この攻撃は、脅威アクターが正規の職場コミュニケーションを武器化してセキュリティ意識を回避し、ユーザーをだまして悪意のあるコードを実行させる手口を示しています。
フィッシングメールは、2025年10月のパフォーマンス報告書が含まれていると偽って主張し、緊急性を生み出すためのソーシャルエンジニアリング手法を用います。
攻撃者は従業員の解雇計画に具体的に言及し、受信者に適切な検証を行わずに添付ファイルを開かせるよう圧力をかけます。
この心理的操作により、標準的なフィッシングの試みに比べてユーザーの関与が大幅に増加します。
悪意のある添付ファイルは、実行ファイルを含むRAR圧縮ファイルとして届き、PDF文書を装っています。
「staff record pdf.exe」という名前のこのファイルは、Windowsにおける拡張子の非表示機能を悪用して正規のPDFのように見せかけます。
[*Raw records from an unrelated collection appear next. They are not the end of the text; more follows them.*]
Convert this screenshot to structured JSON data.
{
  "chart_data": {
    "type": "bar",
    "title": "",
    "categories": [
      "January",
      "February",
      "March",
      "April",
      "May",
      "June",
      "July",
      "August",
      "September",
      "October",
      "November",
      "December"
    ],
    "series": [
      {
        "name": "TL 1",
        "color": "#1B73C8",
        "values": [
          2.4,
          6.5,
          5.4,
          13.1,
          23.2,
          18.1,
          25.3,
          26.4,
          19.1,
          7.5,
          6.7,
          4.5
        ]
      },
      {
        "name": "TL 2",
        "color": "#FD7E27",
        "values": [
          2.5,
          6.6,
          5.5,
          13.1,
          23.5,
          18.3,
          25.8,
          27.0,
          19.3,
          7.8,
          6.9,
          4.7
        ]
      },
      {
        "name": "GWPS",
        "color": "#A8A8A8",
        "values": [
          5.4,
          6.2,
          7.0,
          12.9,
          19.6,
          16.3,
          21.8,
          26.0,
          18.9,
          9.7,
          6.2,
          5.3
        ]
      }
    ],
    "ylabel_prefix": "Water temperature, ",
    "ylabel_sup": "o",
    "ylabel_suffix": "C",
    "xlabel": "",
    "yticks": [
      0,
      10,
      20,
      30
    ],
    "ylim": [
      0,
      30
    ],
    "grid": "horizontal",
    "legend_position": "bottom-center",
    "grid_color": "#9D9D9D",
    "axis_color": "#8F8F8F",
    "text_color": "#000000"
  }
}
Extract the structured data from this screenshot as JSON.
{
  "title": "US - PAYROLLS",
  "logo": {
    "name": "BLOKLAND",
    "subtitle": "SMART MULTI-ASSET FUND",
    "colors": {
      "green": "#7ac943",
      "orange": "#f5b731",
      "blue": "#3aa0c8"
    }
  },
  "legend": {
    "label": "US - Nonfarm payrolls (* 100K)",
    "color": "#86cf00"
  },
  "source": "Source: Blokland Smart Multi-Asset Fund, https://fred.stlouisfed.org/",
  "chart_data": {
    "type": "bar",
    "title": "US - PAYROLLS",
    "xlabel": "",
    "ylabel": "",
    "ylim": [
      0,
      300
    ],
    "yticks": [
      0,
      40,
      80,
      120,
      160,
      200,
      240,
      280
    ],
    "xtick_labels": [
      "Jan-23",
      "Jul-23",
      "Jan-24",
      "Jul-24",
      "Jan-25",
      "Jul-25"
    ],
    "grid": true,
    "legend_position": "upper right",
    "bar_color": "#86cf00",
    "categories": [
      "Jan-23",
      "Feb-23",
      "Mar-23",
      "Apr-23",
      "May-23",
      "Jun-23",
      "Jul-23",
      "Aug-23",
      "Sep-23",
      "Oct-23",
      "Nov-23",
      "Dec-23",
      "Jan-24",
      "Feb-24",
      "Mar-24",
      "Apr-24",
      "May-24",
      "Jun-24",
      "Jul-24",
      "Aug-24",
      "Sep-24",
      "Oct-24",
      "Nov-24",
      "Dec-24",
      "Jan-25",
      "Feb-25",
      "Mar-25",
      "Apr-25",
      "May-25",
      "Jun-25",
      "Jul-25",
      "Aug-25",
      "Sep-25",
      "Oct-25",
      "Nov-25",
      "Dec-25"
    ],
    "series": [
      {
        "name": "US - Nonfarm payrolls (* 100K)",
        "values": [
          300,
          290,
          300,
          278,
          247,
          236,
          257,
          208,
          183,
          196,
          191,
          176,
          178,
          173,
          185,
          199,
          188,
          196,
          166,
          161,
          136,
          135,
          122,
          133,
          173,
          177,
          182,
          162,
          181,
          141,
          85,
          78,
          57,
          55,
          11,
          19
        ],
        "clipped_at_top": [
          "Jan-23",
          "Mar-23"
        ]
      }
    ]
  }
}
技術的知識のない無防備なユーザーは、文書だと信じてこのファイルを実行してしまう可能性があります。
Guloaderはローダーとして機能し、侵害されたGoogle DriveのURLからシェルコードをダウンロードして実行し、多段階の感染プロセスを確立します。
最終ペイロードはRemcos RAT(リモートアクセス型トロイの木馬)です。この強力なリモートアクセスツールにより、脅威アクターは感染したシステムを完全に制御できます。
展開されると、Remcos RATは、キーストロークの記録、スクリーンショットの取得、Webカメラおよびマイクの乗っ取り、Webブラウザからの認証情報の窃取など、広範な侵害後活動を攻撃者に可能にします。C2インフラは次のエンドポイントを使用します:196.251.116.219:2404 および 5000。
組織は、包括的なメールセキュリティ制御とユーザートレーニングプログラムを実施すべきです。従業員は、不明な送信元からの添付ファイルを開く前に、送信者アドレスを独立して確認しなければなりません。
定期的なパスワード変更は認証情報漏えいの可能性を軽減し、多要素認証は、侵害インシデント後の不正アクセスに対する追加の保護を提供します。